Feasibility of in vivo CAR T cells tracking using streptavidin-biotin-paired positron emission tomography.

Background: A novel reporter system, streptavidin (SA)- [ ⁶⁸  Ga]Ga-labeled biotin ([ ⁶⁸  Ga]Ga-DOTA-biotin), was constructed and its ability for PET imaging the behaviors of CAR T cells were also evaluated in this study.

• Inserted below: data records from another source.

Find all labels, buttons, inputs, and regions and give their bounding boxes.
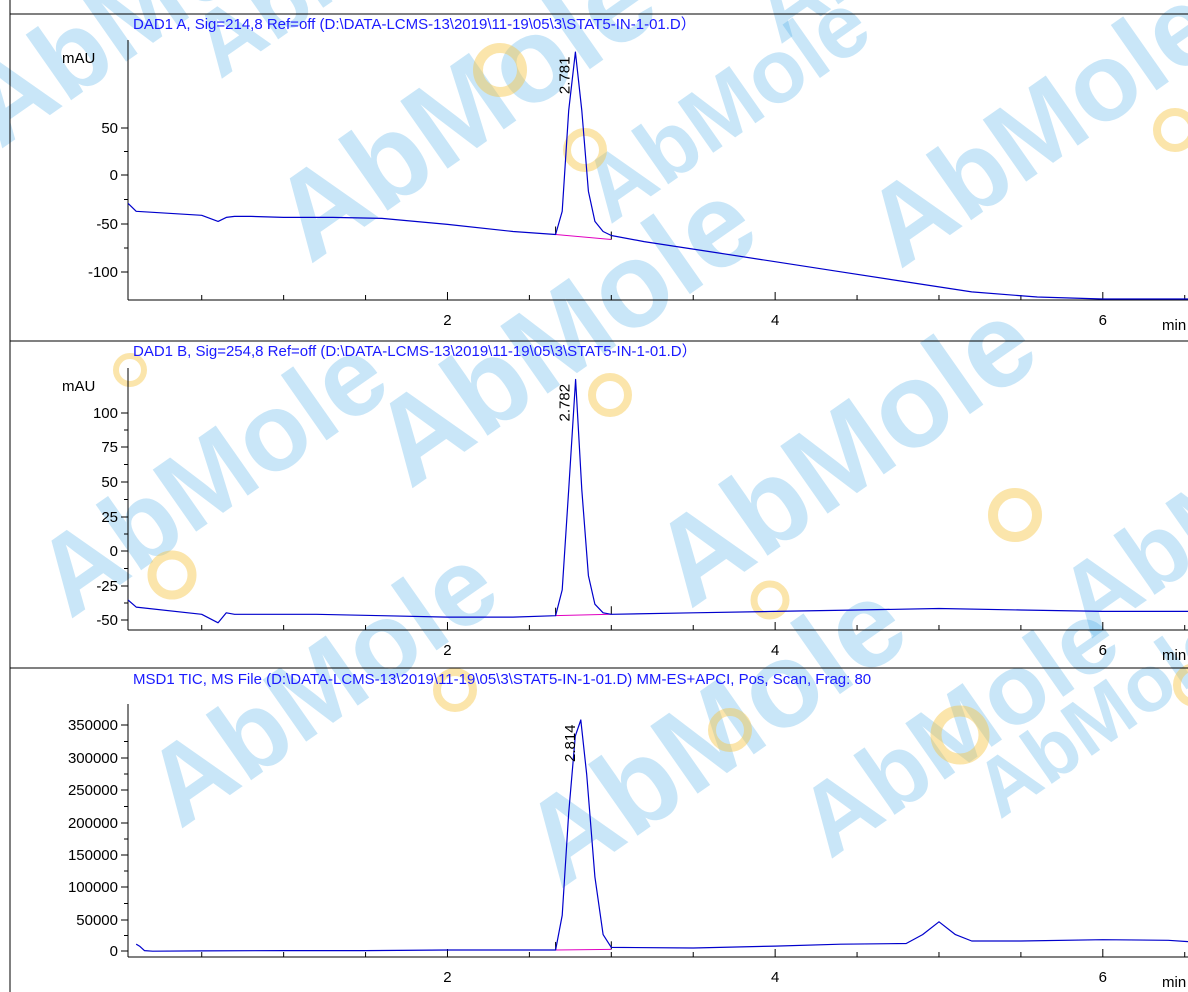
watermark-ring xyxy=(988,488,1042,542)
y-tick-label: 300000 xyxy=(68,750,118,767)
y-tick-label: 250000 xyxy=(68,782,118,799)
peak-retention-label: 2.781 xyxy=(556,57,573,95)
watermark-ring xyxy=(433,668,477,712)
chart-panel-2: DAD1 B, Sig=254,8 Ref=off (D:\DATA-LCMS-… xyxy=(10,340,1188,664)
watermark-ring xyxy=(588,373,632,417)
watermark-ring xyxy=(750,580,790,620)
watermark-ring xyxy=(473,43,527,97)
y-tick-label: 50 xyxy=(101,120,118,137)
watermark-ring xyxy=(1153,108,1188,152)
y-tick-label: 0 xyxy=(110,943,118,960)
y-tick-label: -100 xyxy=(88,264,118,281)
chromatogram-trace xyxy=(128,51,1188,300)
chromatogram-trace xyxy=(128,378,1188,624)
watermark-ring xyxy=(113,353,147,387)
y-tick-label: 100000 xyxy=(68,879,118,896)
y-tick-label: -25 xyxy=(96,578,118,595)
x-tick-label: 4 xyxy=(771,969,779,986)
watermark-ring xyxy=(930,705,990,765)
watermark-layer: AbMoleAbMoleAbMoleAbMoleAbMoleAbMoleAbMo… xyxy=(0,0,1188,911)
y-tick-label: 100 xyxy=(93,405,118,422)
y-tick-label: 150000 xyxy=(68,847,118,864)
watermark-ring xyxy=(147,550,197,600)
x-axis-unit-label: min xyxy=(1162,974,1186,991)
y-tick-label: 75 xyxy=(101,439,118,456)
x-tick-label: 4 xyxy=(771,312,779,329)
y-tick-label: 50000 xyxy=(76,912,118,929)
y-tick-label: -50 xyxy=(96,612,118,629)
panel-title: DAD1 B, Sig=254,8 Ref=off (D:\DATA-LCMS-… xyxy=(133,343,697,360)
watermark-ring xyxy=(563,128,607,172)
x-tick-label: 2 xyxy=(443,642,451,659)
y-axis-unit-label: mAU xyxy=(62,50,95,67)
y-tick-label: 0 xyxy=(110,167,118,184)
y-tick-label: 50 xyxy=(101,474,118,491)
panel-title: MSD1 TIC, MS File (D:\DATA-LCMS-13\2019\… xyxy=(133,671,871,688)
watermark-ring xyxy=(1173,664,1188,706)
x-tick-label: 6 xyxy=(1099,642,1107,659)
peak-retention-label: 2.782 xyxy=(557,384,574,422)
x-tick-label: 6 xyxy=(1099,969,1107,986)
y-axis-unit-label: mAU xyxy=(62,378,95,395)
y-tick-label: 200000 xyxy=(68,815,118,832)
watermark-logo: AbMole xyxy=(843,0,1188,290)
watermark-ring xyxy=(708,708,752,752)
peak-retention-label: 2.814 xyxy=(562,724,579,762)
y-tick-label: 0 xyxy=(110,543,118,560)
integration-baseline xyxy=(555,948,612,951)
y-tick-label: -50 xyxy=(96,216,118,233)
x-tick-label: 2 xyxy=(443,969,451,986)
chart-panel-1: DAD1 A, Sig=214,8 Ref=off (D:\DATA-LCMS-… xyxy=(10,13,1188,334)
y-tick-label: 350000 xyxy=(68,717,118,734)
chart-panel-3: MSD1 TIC, MS File (D:\DATA-LCMS-13\2019\… xyxy=(10,667,1188,991)
x-axis-unit-label: min xyxy=(1162,647,1186,664)
x-tick-label: 2 xyxy=(443,312,451,329)
x-tick-label: 6 xyxy=(1099,312,1107,329)
panel-title: DAD1 A, Sig=214,8 Ref=off (D:\DATA-LCMS-… xyxy=(133,16,696,33)
y-tick-label: 25 xyxy=(101,509,118,526)
chart-panels: DAD1 A, Sig=214,8 Ref=off (D:\DATA-LCMS-… xyxy=(9,0,1188,992)
x-tick-label: 4 xyxy=(771,642,779,659)
integration-baseline xyxy=(555,233,612,241)
x-axis-unit-label: min xyxy=(1162,317,1186,334)
integration-baseline xyxy=(555,613,612,617)
chromatogram-trace xyxy=(135,719,1188,952)
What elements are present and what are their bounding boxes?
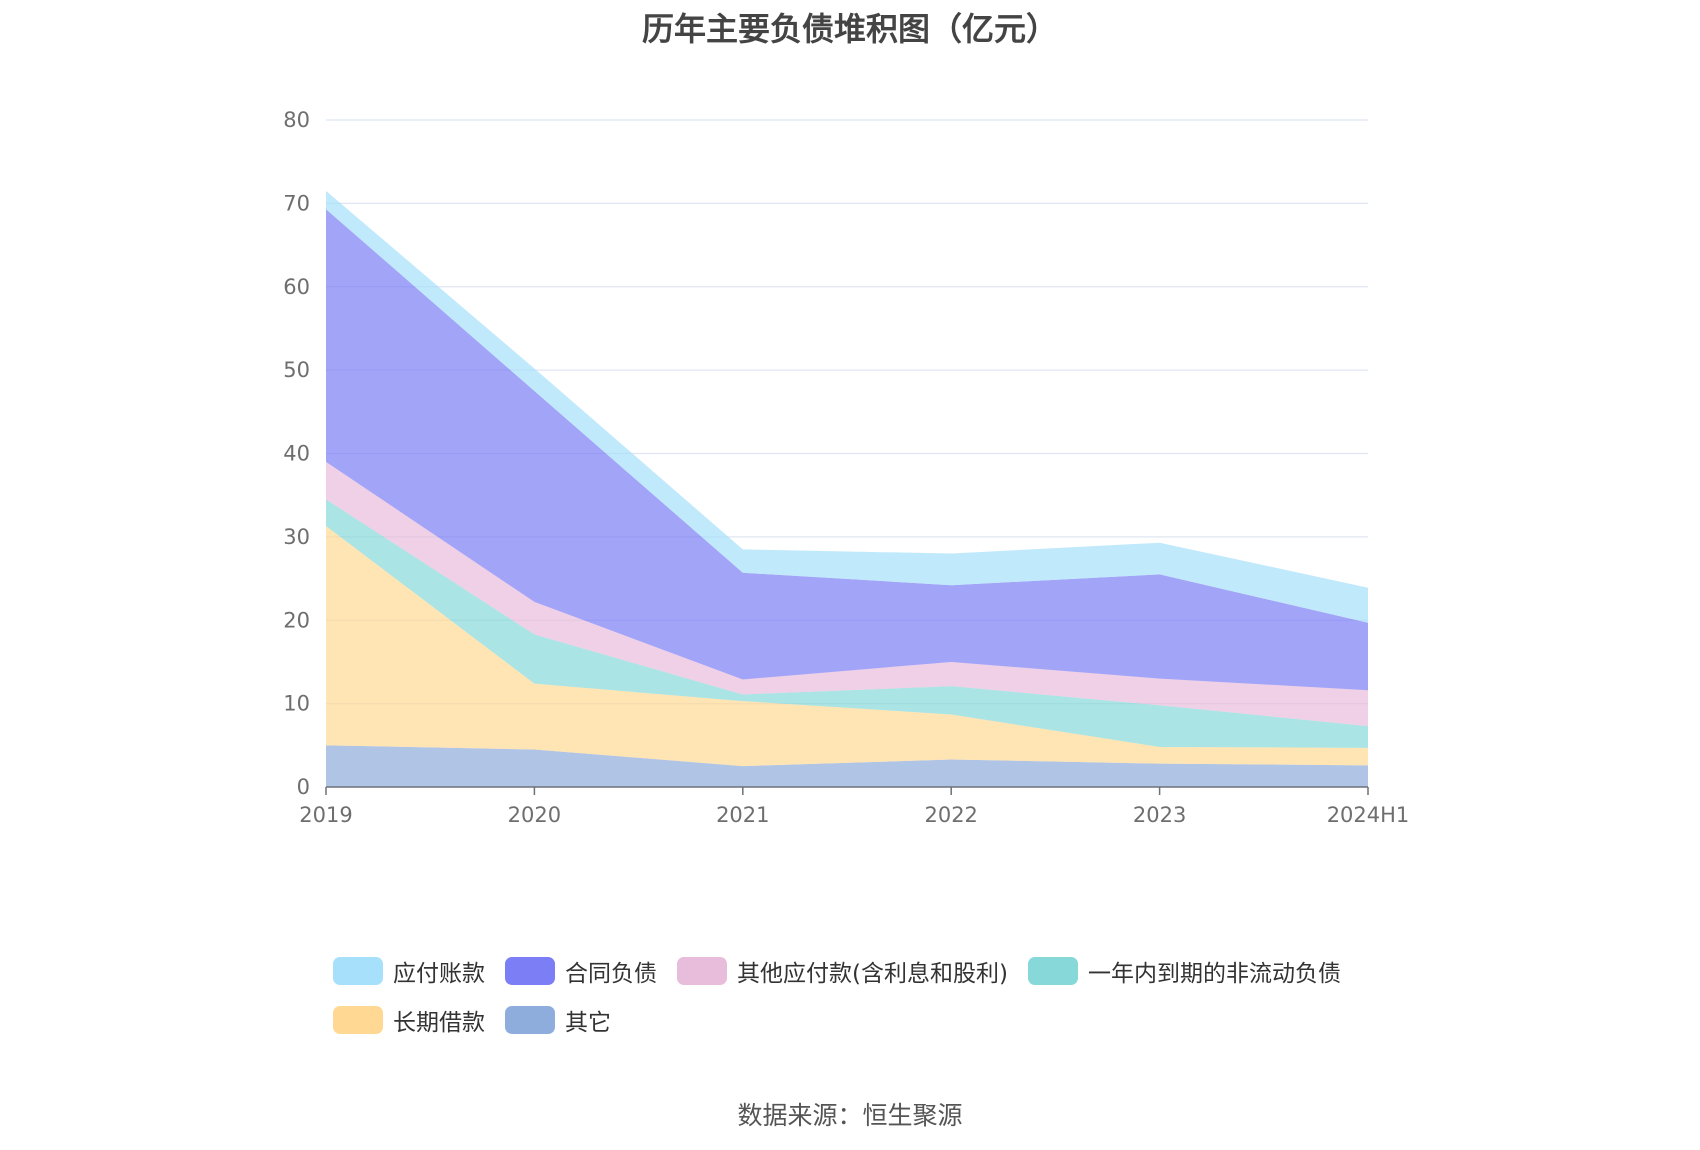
legend: 应付账款 合同负债 其他应付款(含利息和股利) 一年内到期的非流动负债 长期借款 其它	[333, 952, 1433, 1050]
x-tick-label: 2022	[924, 803, 977, 827]
y-tick-label: 50	[283, 358, 310, 382]
area-series-0	[326, 745, 1368, 787]
legend-swatch	[505, 1006, 555, 1034]
x-tick-label: 2024H1	[1327, 803, 1410, 827]
x-tick-label: 2023	[1133, 803, 1186, 827]
area-series-3	[326, 461, 1368, 727]
legend-label: 长期借款	[393, 1010, 485, 1036]
legend-row-1: 应付账款 合同负债 其他应付款(含利息和股利) 一年内到期的非流动负债	[333, 952, 1433, 990]
legend-swatch	[1027, 957, 1078, 985]
chart-title: 历年主要负债堆积图（亿元）	[641, 10, 1058, 48]
y-tick-label: 0	[297, 775, 310, 799]
y-tick-label: 70	[283, 191, 310, 215]
legend-item[interactable]: 应付账款	[333, 954, 485, 988]
area-series-2	[326, 499, 1368, 748]
axes: 0 10 20 30 40 50 60 70 80 2019 2020 2021 2022 2023 202…	[283, 108, 1409, 827]
legend-row-2: 长期借款 其它	[333, 1001, 1433, 1039]
y-tick-label: 40	[283, 442, 310, 466]
legend-item[interactable]: 长期借款	[333, 1003, 485, 1037]
legend-label: 合同负债	[565, 961, 657, 987]
y-tick-label: 60	[283, 275, 310, 299]
area-series-5	[326, 190, 1368, 623]
legend-item[interactable]: 其他应付款(含利息和股利)	[677, 954, 1008, 988]
legend-label: 其他应付款(含利息和股利)	[737, 961, 1008, 987]
legend-item[interactable]: 合同负债	[505, 954, 657, 988]
legend-item[interactable]: 一年内到期的非流动负债	[1027, 954, 1341, 988]
legend-swatch	[333, 957, 383, 985]
x-tick-label: 2021	[716, 803, 769, 827]
legend-item[interactable]: 其它	[505, 1003, 611, 1037]
stacked-areas	[326, 190, 1368, 787]
legend-label: 应付账款	[393, 961, 485, 987]
area-series-4	[326, 209, 1368, 691]
legend-label: 一年内到期的非流动负债	[1087, 961, 1341, 987]
legend-swatch	[333, 1006, 383, 1034]
area-series-1	[326, 526, 1368, 767]
y-tick-label: 20	[283, 608, 310, 632]
x-tick-label: 2020	[508, 803, 561, 827]
x-tick-label: 2019	[299, 803, 352, 827]
y-tick-label: 30	[283, 525, 310, 549]
legend-swatch	[505, 957, 555, 985]
legend-swatch	[677, 957, 727, 985]
y-tick-label: 10	[283, 692, 310, 716]
legend-label: 其它	[565, 1010, 611, 1036]
y-tick-label: 80	[283, 108, 310, 132]
source-note: 数据来源：恒生聚源	[737, 1101, 963, 1130]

Methods: In vitro activity and cytotoxicity of the SA transduced anti-CD19-CAR T (denoted as SA-CD19-CAR T) cells were determined. The feasibility of monitoring proliferation profiles of SA-CD19-CAR T cells using [ ⁶⁸  Ga]Ga-DOTA-biotin was firstly investigated in a solid tumor model. Also, the pharmacodynamics and pharmacokinetics of the CAR T cells in whole-body hematologic neoplasms were evaluated by bioluminescence imaging and [ ⁶⁸  Ga]Ga-DOTA-biotin PET imaging simultaneously.
Results: After transduction with SA, the activity and cytotoxicity of the modified CAR T cells were not affected. PET images revealed that the uptakes of [ ⁶⁸  Ga]Ga-DOTA-biotin in CD19 ⁺ K562 solid tumors were 0.67 ± 0.32 ID%/g and 1.26 ± 0.13 ID%/g at 30 min and 96 h p.i. after administration of SA-CD19-CAR T cells respectively. It confirmed that the SA-CD19-CAR T cells could effectively inhibit the growth of Raji hematologic tumors. However, low radioactivity related to the proliferation of CD19-CAR T cells was detected in the Raji model.
Conclusion: SA-CD19-CAR T cells were constructed successfully without disturbing the antitumor functions of the cells. The proliferation of the CAR T cells in solid tumors could be early detected by [ ⁶⁸  Ga]Ga-DOTA-biotin PET imaging.
(© 2022. The Author(s), under exclusive licence to Springer-Verlag GmbH Germany, part of Springer Nature.)